GeNeuro développe une nouvelle approche pour le traitement et le diagnostic des maladies liées à l'expression des rétrovirus endogènes humains.

Le séquençage du génome humain a révélé que près de la moitié du génome est constituée d'éléments répétés ou rétro transposables. Parmi ces derniers, les rétrovirus endogènes humains représentent plus de 8 % du génome humain et résultent de l'intégration de rétrovirus exogènes qui ont infecté les cellules germinales de leur hôte au cours de l'évolution.

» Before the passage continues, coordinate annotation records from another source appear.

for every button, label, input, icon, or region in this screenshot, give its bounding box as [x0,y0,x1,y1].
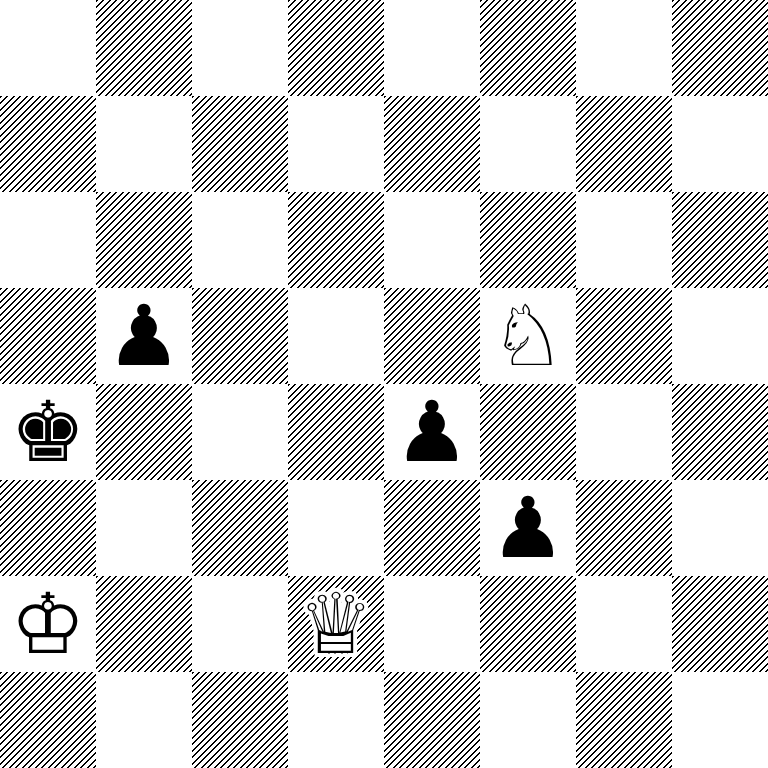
square-h1[interactable] [672,672,768,768]
square-a5[interactable] [0,288,96,384]
square-d6[interactable] [288,192,384,288]
square-h6[interactable] [672,192,768,288]
square-e1[interactable] [384,672,480,768]
white-knight[interactable]: ♞♘ [480,288,576,384]
square-e4[interactable]: ♟♟ [384,384,480,480]
square-b6[interactable] [96,192,192,288]
piece-glyph: ♟ [384,384,480,480]
square-f1[interactable] [480,672,576,768]
square-g2[interactable] [576,576,672,672]
square-c3[interactable] [192,480,288,576]
piece-glyph: ♕ [288,576,384,672]
square-c4[interactable] [192,384,288,480]
chess-board: ♟♟♞♘♚♚♟♟♟♟♚♔♛♕ [0,0,768,768]
square-g1[interactable] [576,672,672,768]
square-a6[interactable] [0,192,96,288]
square-e5[interactable] [384,288,480,384]
square-b2[interactable] [96,576,192,672]
square-c7[interactable] [192,96,288,192]
square-c2[interactable] [192,576,288,672]
black-pawn[interactable]: ♟♟ [480,480,576,576]
square-a1[interactable] [0,672,96,768]
square-d8[interactable] [288,0,384,96]
square-f7[interactable] [480,96,576,192]
square-b8[interactable] [96,0,192,96]
square-e7[interactable] [384,96,480,192]
square-d3[interactable] [288,480,384,576]
white-king[interactable]: ♚♔ [0,576,96,672]
square-f4[interactable] [480,384,576,480]
square-d1[interactable] [288,672,384,768]
piece-glyph: ♟ [480,480,576,576]
square-d4[interactable] [288,384,384,480]
black-king[interactable]: ♚♚ [0,384,96,480]
square-g4[interactable] [576,384,672,480]
square-f2[interactable] [480,576,576,672]
square-b1[interactable] [96,672,192,768]
square-d5[interactable] [288,288,384,384]
square-c6[interactable] [192,192,288,288]
square-g5[interactable] [576,288,672,384]
square-a8[interactable] [0,0,96,96]
square-g8[interactable] [576,0,672,96]
square-e2[interactable] [384,576,480,672]
square-d7[interactable] [288,96,384,192]
square-e3[interactable] [384,480,480,576]
black-pawn[interactable]: ♟♟ [96,288,192,384]
piece-glyph: ♔ [0,576,96,672]
square-a7[interactable] [0,96,96,192]
square-a4[interactable]: ♚♚ [0,384,96,480]
square-f8[interactable] [480,0,576,96]
square-h7[interactable] [672,96,768,192]
square-c8[interactable] [192,0,288,96]
black-pawn[interactable]: ♟♟ [384,384,480,480]
piece-glyph: ♚ [0,384,96,480]
square-e6[interactable] [384,192,480,288]
square-d2[interactable]: ♛♕ [288,576,384,672]
square-h8[interactable] [672,0,768,96]
square-a3[interactable] [0,480,96,576]
piece-glyph: ♟ [96,288,192,384]
piece-glyph: ♘ [480,288,576,384]
white-queen[interactable]: ♛♕ [288,576,384,672]
square-g3[interactable] [576,480,672,576]
square-h3[interactable] [672,480,768,576]
square-g6[interactable] [576,192,672,288]
square-e8[interactable] [384,0,480,96]
square-c1[interactable] [192,672,288,768]
square-g7[interactable] [576,96,672,192]
square-b5[interactable]: ♟♟ [96,288,192,384]
square-a2[interactable]: ♚♔ [0,576,96,672]
square-b7[interactable] [96,96,192,192]
square-h5[interactable] [672,288,768,384]
square-f6[interactable] [480,192,576,288]
square-c5[interactable] [192,288,288,384]
square-h4[interactable] [672,384,768,480]
square-f3[interactable]: ♟♟ [480,480,576,576]
square-f5[interactable]: ♞♘ [480,288,576,384]
square-b4[interactable] [96,384,192,480]
square-h2[interactable] [672,576,768,672]
square-b3[interactable] [96,480,192,576]
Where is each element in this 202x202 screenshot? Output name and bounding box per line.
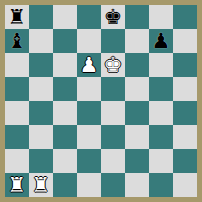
square-g4[interactable] xyxy=(149,101,173,125)
piece-black-bishop-a7[interactable]: ♝ xyxy=(8,29,27,53)
square-h6[interactable] xyxy=(173,53,197,77)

Ces rétrovirus endogènes humains (HERVs) semblent avoir un rôle critique dans certaines maladies, au croisement de la génétique, de la virologie et de la physiopathologie.

Un rétrovirus endogène humain, le rétrovirus associé à la sclérose en plaques (MSRV), fait partie de la famille HERV-W. Le rétrovirus endogène MSRV a été initialement isolé dans des cultures cellulaires provenant de patients atteints de la sclérose en plaques dans les années 1990. Le MSRV est normalement présent à l'état latent dans le génome de ces individus, et n’exprime pas de protéines, mais il peut être réactivé par certains cofacteurs, tels que les virus herpétiques, et exprimer ensuite une protéine d'enveloppe pathogène (MSRV-Env).

Le rétrovirus MSRV semble constituer un facteur déclenchant et aggravant majeur dans le développement et la progression de certaines maladies neurologiques. Selon les cofacteurs environnementaux et les organes cibles, le rétrovirus MSRV pourrait jouer un rôle dans la sclérose en plaques, le diabète de type 1 ou d'autres maladies telles que, la polyneuropathie inflammatoire démyélinisante chronique (PIDC), la schizophrénie ou la maladie de Charcot.